Principals and staff of Mills + Schnoering Architects (then working as Farewell Mills Gatsch Architects, LLC), together with consultants Heritage Landscapes and Hunter Research, initially carried out a building, landscape, and archaeological assessment of the West Campus. The project included the survey and documentation of over fifty structures, landscape features, and archeological resources, and synthesis of this information into a comprehensive and useful document that would provide the U.S. General Services Administration with information necessary to proceed with the mothballing, ongoing maintenance, and Section 106 review for the complex.
As an outgrowth of the project, the team, together with its consultant, Optira, undertook a recording project using laser scanning to produce a highly accurate virtual 3D model of the site, as well as traditional plan and elevation drawings for 58 buildings. Because of the size and complexity of the St. Elizabeths West Campus, this comprehensive documentation is crucial for the development of the Master Plan.

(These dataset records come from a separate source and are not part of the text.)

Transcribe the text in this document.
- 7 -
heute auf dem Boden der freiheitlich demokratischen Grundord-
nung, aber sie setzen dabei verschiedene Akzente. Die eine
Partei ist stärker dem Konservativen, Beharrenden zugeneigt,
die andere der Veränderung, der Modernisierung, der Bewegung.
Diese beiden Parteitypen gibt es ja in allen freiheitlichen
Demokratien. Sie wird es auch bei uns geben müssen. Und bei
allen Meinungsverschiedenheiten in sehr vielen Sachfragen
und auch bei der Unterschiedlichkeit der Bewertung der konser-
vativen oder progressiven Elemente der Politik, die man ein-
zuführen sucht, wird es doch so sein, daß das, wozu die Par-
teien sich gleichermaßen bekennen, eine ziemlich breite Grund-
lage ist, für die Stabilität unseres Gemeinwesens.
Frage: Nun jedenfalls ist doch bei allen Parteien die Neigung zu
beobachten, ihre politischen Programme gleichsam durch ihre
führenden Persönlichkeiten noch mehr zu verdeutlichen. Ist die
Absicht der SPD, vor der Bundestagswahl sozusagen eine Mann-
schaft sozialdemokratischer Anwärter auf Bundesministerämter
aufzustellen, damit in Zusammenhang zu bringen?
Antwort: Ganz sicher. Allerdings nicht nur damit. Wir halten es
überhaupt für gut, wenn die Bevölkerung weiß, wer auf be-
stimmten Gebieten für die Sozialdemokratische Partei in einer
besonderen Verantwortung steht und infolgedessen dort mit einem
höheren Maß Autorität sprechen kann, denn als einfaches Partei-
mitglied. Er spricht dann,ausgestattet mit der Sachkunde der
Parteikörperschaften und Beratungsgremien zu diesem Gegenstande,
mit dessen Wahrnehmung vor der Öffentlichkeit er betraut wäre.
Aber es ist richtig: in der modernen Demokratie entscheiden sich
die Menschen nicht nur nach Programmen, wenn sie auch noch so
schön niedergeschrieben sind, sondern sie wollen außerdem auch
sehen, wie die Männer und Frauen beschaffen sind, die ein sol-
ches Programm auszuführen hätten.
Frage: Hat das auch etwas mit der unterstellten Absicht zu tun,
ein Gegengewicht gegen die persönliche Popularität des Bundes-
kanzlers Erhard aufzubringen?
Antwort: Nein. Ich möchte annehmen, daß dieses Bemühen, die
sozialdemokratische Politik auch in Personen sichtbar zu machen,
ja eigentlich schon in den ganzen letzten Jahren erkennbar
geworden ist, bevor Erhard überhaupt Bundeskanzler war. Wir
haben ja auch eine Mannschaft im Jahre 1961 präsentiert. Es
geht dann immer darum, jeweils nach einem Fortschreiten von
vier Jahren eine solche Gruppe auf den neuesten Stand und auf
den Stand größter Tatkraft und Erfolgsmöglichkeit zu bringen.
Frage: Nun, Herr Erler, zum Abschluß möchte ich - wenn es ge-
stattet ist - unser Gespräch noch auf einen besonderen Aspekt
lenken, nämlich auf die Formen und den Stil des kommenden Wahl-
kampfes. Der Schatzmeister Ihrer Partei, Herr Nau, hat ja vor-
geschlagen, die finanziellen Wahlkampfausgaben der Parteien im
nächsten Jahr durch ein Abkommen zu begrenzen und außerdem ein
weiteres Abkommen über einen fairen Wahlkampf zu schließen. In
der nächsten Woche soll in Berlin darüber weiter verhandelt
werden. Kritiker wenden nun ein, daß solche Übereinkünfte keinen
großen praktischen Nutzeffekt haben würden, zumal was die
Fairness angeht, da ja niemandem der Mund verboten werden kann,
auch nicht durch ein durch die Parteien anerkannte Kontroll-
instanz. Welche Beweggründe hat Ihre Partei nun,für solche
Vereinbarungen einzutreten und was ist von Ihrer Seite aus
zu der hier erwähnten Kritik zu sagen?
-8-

The model allows for testing and presenting master plan concepts in three dimensions, and the drawings provide a basis for accurate assessment of the existing buildings and production of rehabilitation documents for the Department of Homeland Security Headquarters project.
Mills + Schnoering Architects, LLC is now completing Historic American Buildings Survey (HABS) documents for the West Campus. This is being completed as a condition of the Memorandum of Agreement between the Advisory Council on Historic Preservation and the General Services Administration.